This week, WPRI-TV followed through on its boneheaded decision to exclude independent Congressional candidate Abel Collins from a debate featuring Congressman James Langevin and Republican challenger Michael "Who he?" Riley.
Collins staged a protest with about 40 supporters outside the station. Evidently, WPRI management agreed to speak only to Collins, offering what a member of his campaign team called "total b.s." excuses for keeping him out of the debate.
The protest came after Collins collected hundreds of signatures on a petition demanding that the empty suits in charge of this Mickey Mouse station include the independent candidate in the debate.

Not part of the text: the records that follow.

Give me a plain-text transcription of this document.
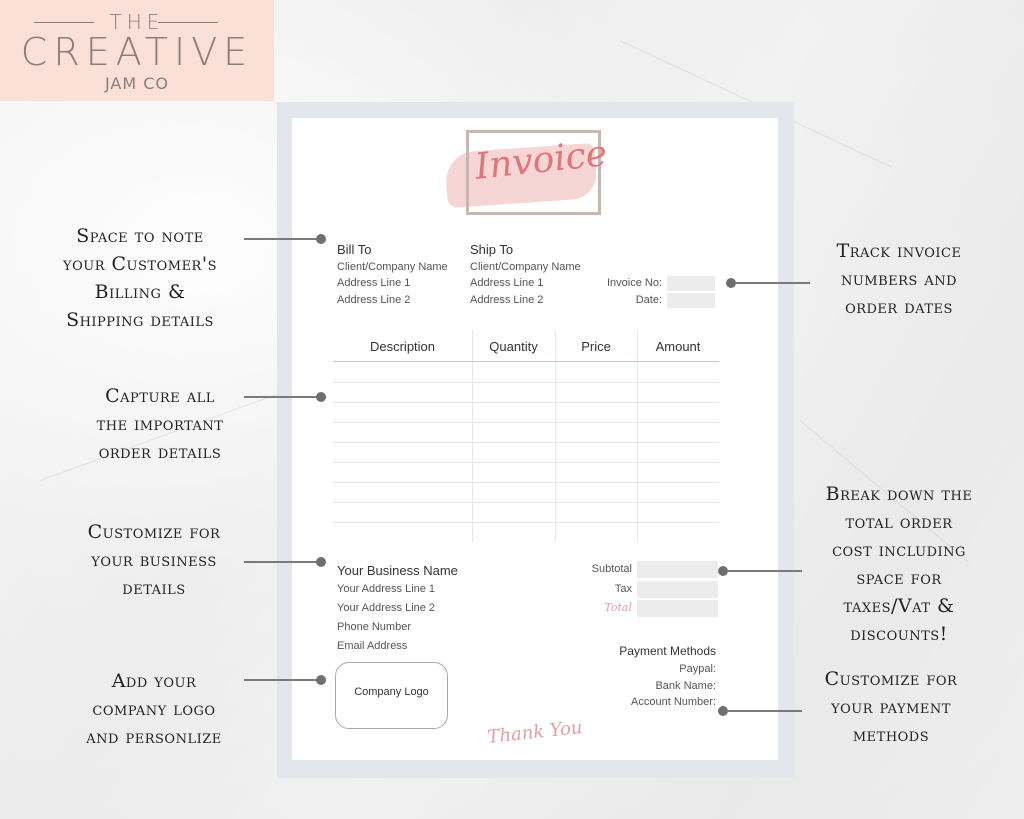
THE
CREATIVE
JAM CO
Invoice
Bill To
Client/Company Name
Address Line 1
Address Line 2
Ship To
Client/Company Name
Address Line 1
Address Line 2
Invoice No:
Date:
Description	Quantity	Price	Amount
Your Business Name
Your Address Line 1
Your Address Line 2
Phone Number
Email Address
Subtotal
Tax
Total
Payment Methods
Paypal:
Bank Name:
Account Number:
Company Logo
Thank You
Space to note
your Customer's
Billing &
Shipping details
Capture all
the important
order details
Customize for
your business
details
Add your
company logo
and personlize
Track invoice
numbers and
order dates
Break down the
total order
cost including
space for
taxes/Vat &
discounts!
Customize for
your payment
methods
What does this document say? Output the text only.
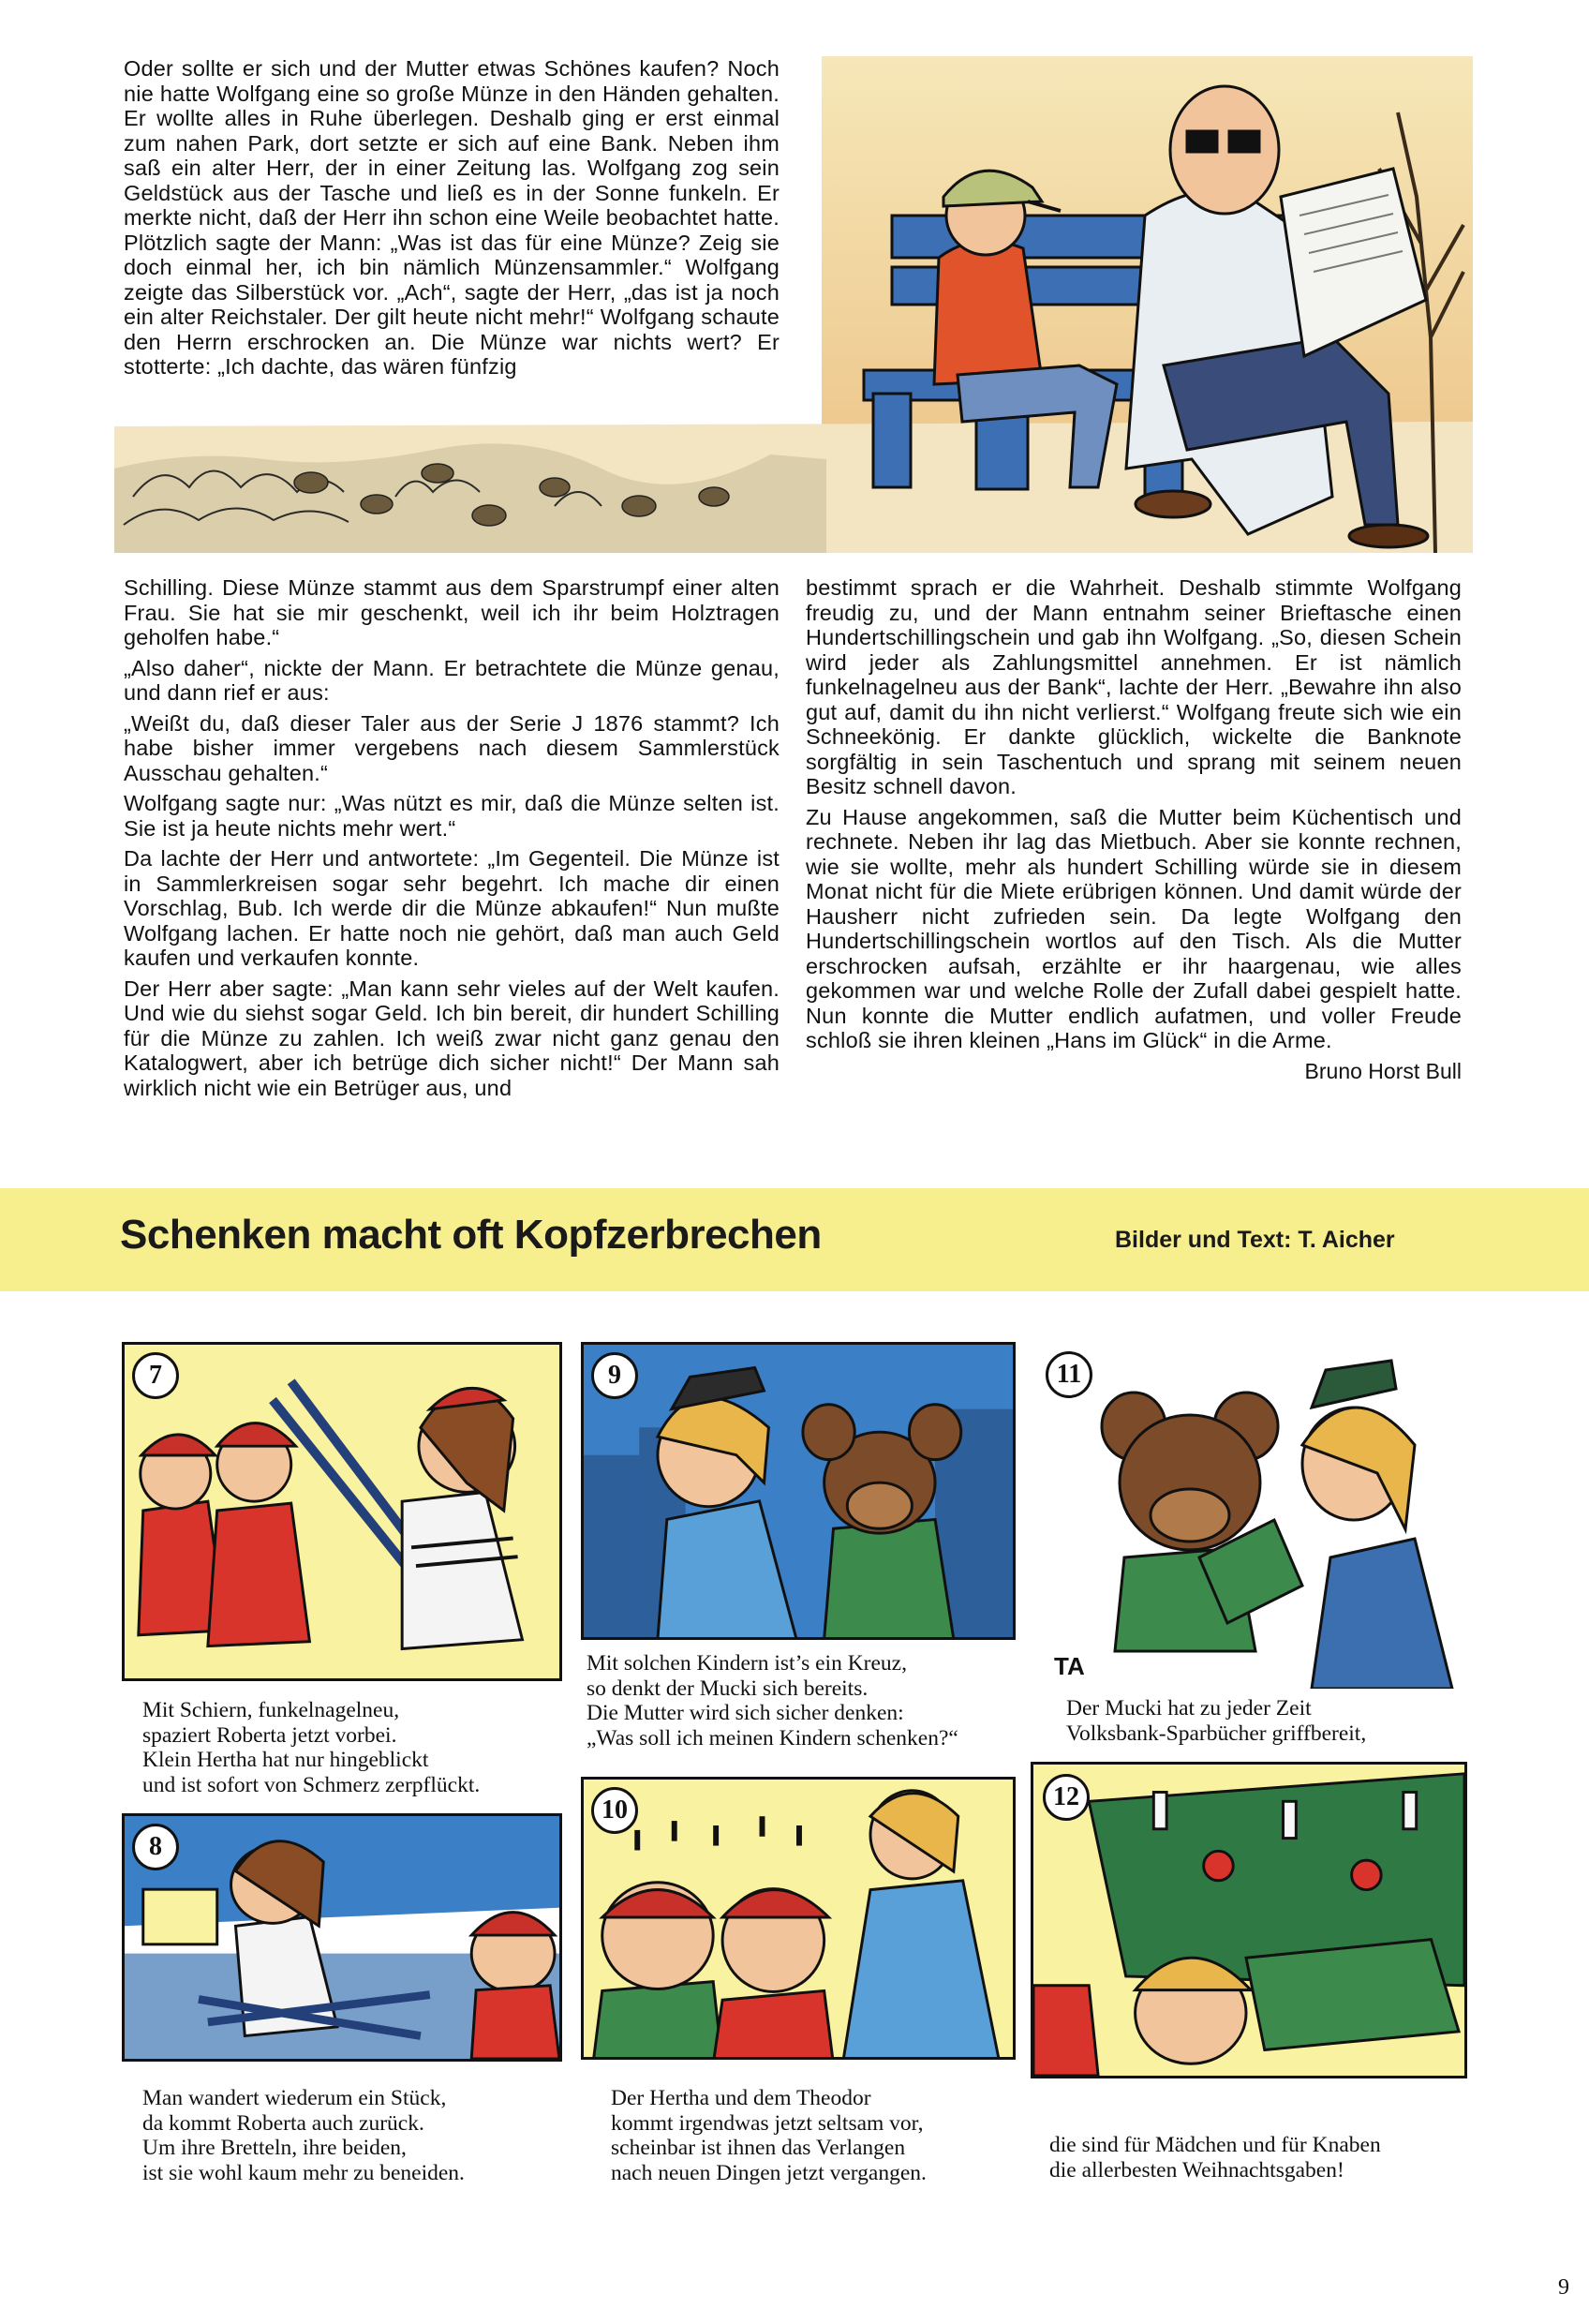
Oder sollte er sich und der Mutter etwas Schönes kaufen? Noch nie hatte Wolfgang eine so große Münze in den Händen gehalten. Er wollte alles in Ruhe überlegen. Deshalb ging er erst einmal zum nahen Park, dort setzte er sich auf eine Bank. Neben ihm saß ein alter Herr, der in einer Zeitung las. Wolfgang zog sein Geldstück aus der Tasche und ließ es in der Sonne funkeln. Er merkte nicht, daß der Herr ihn schon eine Weile beobachtet hatte. Plötzlich sagte der Mann: „Was ist das für eine Münze? Zeig sie doch einmal her, ich bin nämlich Münzensammler.“ Wolfgang zeigte das Silberstück vor. „Ach“, sagte der Herr, „das ist ja noch ein alter Reichstaler. Der gilt heute nicht mehr!“ Wolfgang schaute den Herrn erschrocken an. Die Münze war nichts wert? Er stotterte: „Ich dachte, das wären fünfzig

Schilling. Diese Münze stammt aus dem Sparstrumpf einer alten Frau. Sie hat sie mir geschenkt, weil ich ihr beim Holztragen geholfen habe.“

„Also daher“, nickte der Mann. Er betrachtete die Münze genau, und dann rief er aus:

„Weißt du, daß dieser Taler aus der Serie J 1876 stammt? Ich habe bisher immer vergebens nach diesem Sammlerstück Ausschau gehalten.“

Wolfgang sagte nur: „Was nützt es mir, daß die Münze selten ist. Sie ist ja heute nichts mehr wert.“

Da lachte der Herr und antwortete: „Im Gegenteil. Die Münze ist in Sammlerkreisen sogar sehr begehrt. Ich mache dir einen Vorschlag, Bub. Ich werde dir die Münze abkaufen!“ Nun mußte Wolfgang lachen. Er hatte noch nie gehört, daß man auch Geld kaufen und verkaufen konnte.

Der Herr aber sagte: „Man kann sehr vieles auf der Welt kaufen. Und wie du siehst sogar Geld. Ich bin bereit, dir hundert Schilling für die Münze zu zahlen. Ich weiß zwar nicht ganz genau den Katalogwert, aber ich betrüge dich sicher nicht!“ Der Mann sah wirklich nicht wie ein Betrüger aus, und

bestimmt sprach er die Wahrheit. Deshalb stimmte Wolfgang freudig zu, und der Mann entnahm seiner Brieftasche einen Hundertschillingschein und gab ihn Wolfgang. „So, diesen Schein wird jeder als Zahlungsmittel annehmen. Er ist nämlich funkelnagelneu aus der Bank“, lachte der Herr. „Bewahre ihn also gut auf, damit du ihn nicht verlierst.“ Wolfgang freute sich wie ein Schneekönig. Er dankte glücklich, wickelte die Banknote sorgfältig in sein Taschentuch und sprang mit seinem neuen Besitz schnell davon.

Zu Hause angekommen, saß die Mutter beim Küchentisch und rechnete. Neben ihr lag das Mietbuch. Aber sie konnte rechnen, wie sie wollte, mehr als hundert Schilling würde sie in diesem Monat nicht für die Miete erübrigen können. Und damit würde der Hausherr nicht zufrieden sein. Da legte Wolfgang den Hundertschillingschein wortlos auf den Tisch. Als die Mutter erschrocken aufsah, erzählte er ihr haargenau, wie alles gekommen war und welche Rolle der Zufall dabei gespielt hatte. Nun konnte die Mutter endlich aufatmen, und voller Freude schloß sie ihren kleinen „Hans im Glück“ in die Arme.

Bruno Horst Bull
Schenken macht oft Kopfzerbrechen	Bilder und Text: T. Aicher
7
Mit Schiern, funkelnagelneu,
spaziert Roberta jetzt vorbei.
Klein Hertha hat nur hingeblickt
und ist sofort von Schmerz zerpflückt.
8
Man wandert wiederum ein Stück,
da kommt Roberta auch zurück.
Um ihre Bretteln, ihre beiden,
ist sie wohl kaum mehr zu beneiden.
9
Mit solchen Kindern ist’s ein Kreuz,
so denkt der Mucki sich bereits.
Die Mutter wird sich sicher denken:
„Was soll ich meinen Kindern schenken?“
10
Der Hertha und dem Theodor
kommt irgendwas jetzt seltsam vor,
scheinbar ist ihnen das Verlangen
nach neuen Dingen jetzt vergangen.
TA
11
Der Mucki hat zu jeder Zeit
Volksbank-Sparbücher griffbereit,
12
die sind für Mädchen und für Knaben
die allerbesten Weihnachtsgaben!
9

This censoring of a candidate for no justifiable reason gives everyone at Channel 12 a black eye. Management's explanation that it was an "editorial decision" was no explanation at all. And moderator Tim White — the soldier following his superiors' orders — reveals himself to be something less than a crusading defender of journalistic freedom.
WPRI — any surprise that it has an affiliation with Fox News, that bastion of media free thinking? — is simply beneath contempt here. It might not be a bad idea for the advertisers supporting this TV farrago to take their business elsewhere.
And Langevin and Riley should be ashamed of themselves for participating — especially Langevin, a wheelchair user who has doubtless faced his share of discrimination. Going along with WPRI's heavy-handed dismissal of a legitimate candidate may help the Congressman win re-election, but he has to look himself in the mirror every morning.
Sad, anti-American, and too typical of Little Rhody politics. As the old saying goes, if everyone associated with WPRI's decision was shoved into a giant trash bag and you swung a baseball bat, you'd connect with someone who deserved it.
LIFE OF RILEY
And now a word on Riley, the GOP candidate.
This is a guy who has in the recent past baited Tom Sgouros, a veteran policy analyst and former candidate for treasurer, by calling him a Communist. Not the most politic of fellows.
Indeed, we've got to give manic Mike a tip of the sombrero for running one of the stupidest campaigns ever for a major office in the Biggest Little. His anti-Langevin TV and radio spots harp on the "$20 million" that Congressman Langevin has received from taxpayers and "special interests" over the years.
Might that be the sum of Mr. Langevin and his staff's salaries and the donations made to his campaign? Is this an "issue?" It also seems that Riley holds Langevin personally responsible for high gas prices, the national debt, and high unemployment. Wethinks the blame might be spread a bit further, in bipartisan fashion.
A QUICK LOOK BACK
When Phillipe & Jorge were born, everything was looking up.
Just prior, the wartime economy had allowed the US of A to dig itself out of the Great Depression. And in 1944, President Roosevelt had signed the GI Bill, a stroke of genius that allowed those who served in the military during the war to qualify for low-cost mortgages and college tuition.
In 1948, President Truman signed the Marshall Plan into law, pouring billions of dollars into rebuilding war torn Europe (and stifling Communist encroachment).
These were far-sighted policies that catapulted the United States into its position as leader of the free world and set us on a path towards further progress and prosperity. And when black GIs returning from the war found things hadn't changed much — Jim Crow laws still in effect in the South, segregation at the Strand Theater in downtown Providence, and a thousand other indignities — the civil rights movement took off.
Your superior correspondents would argue that from the end of World War II until the late '70s, opportunities for most Americans expanded. And here's the point: this was a time when our country's leaders were, certainly by today's standards, "liberal": FDR, Harry Truman, Dwight D. Eisenhower, John F. Kennedy, Lyndon B. Johnson, Richard Nixon (yes, Nixon — check out his domestic policy ideas or, better yet, read Steven Ambrose's three-volume biography of the man), Gerald Ford, and Jimmy Carter — none of these guys would qualify as "conservatives" by today's lights.
We would suggest that Mitt Romney would probably be one of them if he weren't scared shitless of the Tea Party crazies and Christian fundamentalists running his party.
So four weeks from now, when you're deciding who to vote for, look at where we are and how we got there: the good, the bad, and the ugly. In our estimation, the rightward lurch of the past 30-plus years has not exactly continued the prosperity for all.
Things looked as bleak back in 1940 as they do today, but we pulled out of it and helped build a more promising world. We can do it again if we choose wisely.